The Swedish People’s Party
The Swedish People’s Party (SFP) is a moderate liberal political party. It adheres to the Nordic countries’ style of democratic government.
The Swedish People’s Party in Ingå
The Swedish People’s Party’s local branch in Ingå, which was founded in 1906, has about 240 members and is thus one of the biggest branches in West Nyland. Ingå also has an active branch of the Swedish Women’s League (Svenska Kvinnoförbundet), and Swedish Youth (Svensk ungdom).
The Swedish People’s Party has, during the Council period 2021-2025, 17 councellors out of a total of 27 and is thus the biggest party in the Municipal Council. The party has 6 seats out of 9 on the Municipal Board, and, in addition, seats on all the municipal committees. The Swedish People’s Party chairs the Municipal Council and the Municipal Executive Board.
For information on the local branch of the Swedish People’s Party in Ingå, please contact Kaj Karlstedt, Chair email: kaj.karlstedt@gmail.com.
History
The Swedish People’s Party was founded in 1906 after a modern parliament was established in Finland, with equal voting rights for all men and women.
The party was founded by the journalist Axel Lille, Doctor of Law, who felt a broader popular movement was needed for all Swedish- speaking people in Finland, regardless of their social or professional background.
The same broad base is still today unique in the political arena of Finland, and it has been cited as an explanation for the Swedish People’s Party’s longevity as a coalition party in Finnish governments ever since Finland’s independence in 1917. Since many of the Swedish People’s Party’s policies are already good compromises, they are applicable as such to the whole of Finland.
The name is pronounced in Swedish with a slight emphasis on ”Folk-” (People’s). It is a grassroots movement for the Swedish-speaking population of Finland, not a party only for recent immigrants from Sweden.
Who are the Swedish-speaking Finns?
Finland is a bilingual country according to its constitution. This means that members of the Swedish language minority have the right to communicate with the authorities in their mother tongue.

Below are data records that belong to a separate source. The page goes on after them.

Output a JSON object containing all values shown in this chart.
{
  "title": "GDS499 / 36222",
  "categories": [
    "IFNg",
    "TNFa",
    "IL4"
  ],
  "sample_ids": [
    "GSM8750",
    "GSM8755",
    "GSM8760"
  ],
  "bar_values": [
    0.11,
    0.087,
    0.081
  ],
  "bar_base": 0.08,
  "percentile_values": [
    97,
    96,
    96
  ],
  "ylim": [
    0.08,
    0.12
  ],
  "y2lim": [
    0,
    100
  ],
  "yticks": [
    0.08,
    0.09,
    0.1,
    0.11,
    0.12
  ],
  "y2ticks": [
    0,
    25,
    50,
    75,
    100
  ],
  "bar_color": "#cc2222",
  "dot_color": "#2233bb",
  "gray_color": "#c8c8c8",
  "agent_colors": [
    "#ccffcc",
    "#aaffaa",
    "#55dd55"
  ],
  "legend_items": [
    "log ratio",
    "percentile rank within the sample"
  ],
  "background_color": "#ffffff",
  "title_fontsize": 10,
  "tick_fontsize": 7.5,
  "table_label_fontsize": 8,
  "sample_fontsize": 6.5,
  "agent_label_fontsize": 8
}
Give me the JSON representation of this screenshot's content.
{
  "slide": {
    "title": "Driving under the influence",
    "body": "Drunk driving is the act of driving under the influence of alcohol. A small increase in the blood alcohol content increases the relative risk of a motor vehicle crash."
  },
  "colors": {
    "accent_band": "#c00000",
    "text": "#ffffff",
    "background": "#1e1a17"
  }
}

The majority of today’s Swedish speakers, especially in the countryside, have their origins in the settlers who came to Finland from Central Sweden, mainly Uppland, in the early 13th century. Other minor groups of immigrants, who came from Germany (often via Sweden), Britain, Russia and the Baltic area during the Later Middle Ages and the Early Modern Period, became assimilated into the Swedish-speaking population.
Ingå’s Swedish History
Ingå’s Swedish past also dates back to the early medieval period. It takes its name from an early Swedish settler ’Inge’, who established a farm on the stream running through today’s centre, which came to be known as Ingå ’Inge’s stream’. It is interesting to note that, in contradistinction to other municipalities in West Nyland, nearly all the old place-names in Ingå are Swedish. Ever since the Swedish language was first introduced in the Middle Ages, it has occupied a strong position in Ingå, sharing with the rest of West Nyland the characteristic two-tone word accent, which is also a defining feature of today’s Standard Swedish in Sweden.
Ingå has lived through several historical periods: it was a municipality of Sweden for 600 years, just like any other district within the Swedish kingdom, then it was governed by the Russian Tsar for more than a century, now it is a municipality of the Republic of Finland.